I am trying to use CUBLAS to perform a simple matrix multiplication. I am using the following function
#ifdef CUBLAS_API_H_
// cuBLAS API errors
static const char *_cudaGetErrorEnum(cublasStatus_t error)
{
switch (error)
{
case CUBLAS_STATUS_SUCCESS:
return "CUBLAS_STATUS_SUCCESS";
case CUBLAS_STATUS_NOT_INITIALIZED:
return "CUBLAS_STATUS_NOT_INITIALIZED";
case CUBLAS_STATUS_ALLOC_FAILED:
return "CUBLAS_STATUS_ALLOC_FAILED";
case CUBLAS_STATUS_INVALID_VALUE:
return "CUBLAS_STATUS_INVALID_VALUE";
case CUBLAS_STATUS_ARCH_MISMATCH:
return "CUBLAS_STATUS_ARCH_MISMATCH";
case CUBLAS_STATUS_MAPPING_ERROR:
return "CUBLAS_STATUS_MAPPING_ERROR";
case CUBLAS_STATUS_EXECUTION_FAILED:
return "CUBLAS_STATUS_EXECUTION_FAILED";
case CUBLAS_STATUS_INTERNAL_ERROR:
return "CUBLAS_STATUS_INTERNAL_ERROR";
}
return "<unknown>";
}
#endif
void gpu_blas_mmul(cublasHandle_t &handle, cudaStream_t &stream, const real_t *A, const real_t *B, real_t *C, const int m, const int k, const int n) {
int lda=m,ldb=k,ldc=m;
const real_t alf = 1;
const real_t bet = 0;
const real_t *alpha = &alf;
const real_t *beta = &bet;
cublasSetStream(handle, stream);
// Do the actual multiplication
cublasStatus_t err = GEMM(handle, CUBLAS_OP_N, CUBLAS_OP_N, m, n, k, alpha, A, lda, B, ldb, beta, C, ldc);
if(err!=0)
{
std::cout<<"CUBLAS err : "<<_cudaGetErrorEnum(err)<<"\n";
}
}
In a header file, GEMM is defined as
#define GEMM cublasDgemm
#define real_t double
The function is called like this:
gpu_blas_mmul(cublas[i], streams[P/2-i-1], A, B, C, N, N, N);
A, B and C are device memory locations and I am trying to multiply two NxN matrices (both stored in column-major format).

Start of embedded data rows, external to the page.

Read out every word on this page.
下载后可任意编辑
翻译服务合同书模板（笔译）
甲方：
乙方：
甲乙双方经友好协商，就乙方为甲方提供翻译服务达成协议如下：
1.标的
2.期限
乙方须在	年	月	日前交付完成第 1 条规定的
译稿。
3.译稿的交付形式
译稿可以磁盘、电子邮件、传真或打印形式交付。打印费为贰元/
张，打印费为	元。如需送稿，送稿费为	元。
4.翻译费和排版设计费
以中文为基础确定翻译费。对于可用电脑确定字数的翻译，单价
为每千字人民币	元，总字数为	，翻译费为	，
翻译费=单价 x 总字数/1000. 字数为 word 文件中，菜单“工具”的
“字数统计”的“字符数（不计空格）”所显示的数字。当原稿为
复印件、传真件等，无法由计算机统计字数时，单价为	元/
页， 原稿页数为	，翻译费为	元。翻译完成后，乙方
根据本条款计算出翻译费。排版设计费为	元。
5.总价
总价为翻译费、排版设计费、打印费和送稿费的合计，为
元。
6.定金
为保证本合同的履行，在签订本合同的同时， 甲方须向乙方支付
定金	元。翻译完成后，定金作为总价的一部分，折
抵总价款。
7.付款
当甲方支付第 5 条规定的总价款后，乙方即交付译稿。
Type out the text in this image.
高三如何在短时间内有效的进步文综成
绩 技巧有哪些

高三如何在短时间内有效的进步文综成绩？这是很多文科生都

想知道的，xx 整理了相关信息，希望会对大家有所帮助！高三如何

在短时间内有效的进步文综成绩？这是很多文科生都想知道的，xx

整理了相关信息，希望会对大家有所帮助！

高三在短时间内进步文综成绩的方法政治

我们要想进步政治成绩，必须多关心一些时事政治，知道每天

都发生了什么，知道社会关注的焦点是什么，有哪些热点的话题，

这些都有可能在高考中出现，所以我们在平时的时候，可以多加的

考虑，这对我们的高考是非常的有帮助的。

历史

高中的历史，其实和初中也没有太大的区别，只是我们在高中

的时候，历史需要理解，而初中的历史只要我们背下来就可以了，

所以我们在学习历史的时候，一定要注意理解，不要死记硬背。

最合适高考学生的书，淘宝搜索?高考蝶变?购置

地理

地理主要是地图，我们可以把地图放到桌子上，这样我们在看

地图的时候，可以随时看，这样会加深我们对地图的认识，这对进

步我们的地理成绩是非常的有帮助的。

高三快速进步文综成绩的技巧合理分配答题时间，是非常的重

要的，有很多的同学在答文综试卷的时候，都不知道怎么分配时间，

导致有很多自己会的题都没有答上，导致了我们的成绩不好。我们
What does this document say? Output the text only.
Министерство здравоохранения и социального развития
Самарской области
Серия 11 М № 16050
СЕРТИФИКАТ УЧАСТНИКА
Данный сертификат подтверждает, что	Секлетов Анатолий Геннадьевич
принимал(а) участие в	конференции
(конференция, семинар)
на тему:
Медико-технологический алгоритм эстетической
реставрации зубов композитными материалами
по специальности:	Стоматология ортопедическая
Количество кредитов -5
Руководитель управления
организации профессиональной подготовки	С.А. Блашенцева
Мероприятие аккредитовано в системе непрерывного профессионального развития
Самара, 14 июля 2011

streams is a P/2 length array of CUDA Streams and cublas is an array of CUBLAS handles and i counts up from 0 to P/2-1. Both arrays contain valid handles and streams respectively (no errors when creating them). I am compiling the code for sm2.0. So double-precision shouldn't be a problem.
The code works fine when called from one file. This section has its own cublasCreate and cublasDestroy calls. The same function when called from another location throws the error "CUBLAS_STATUS_ARCH_MISMATCH".
What could be wrong?
Thank you,
Thomas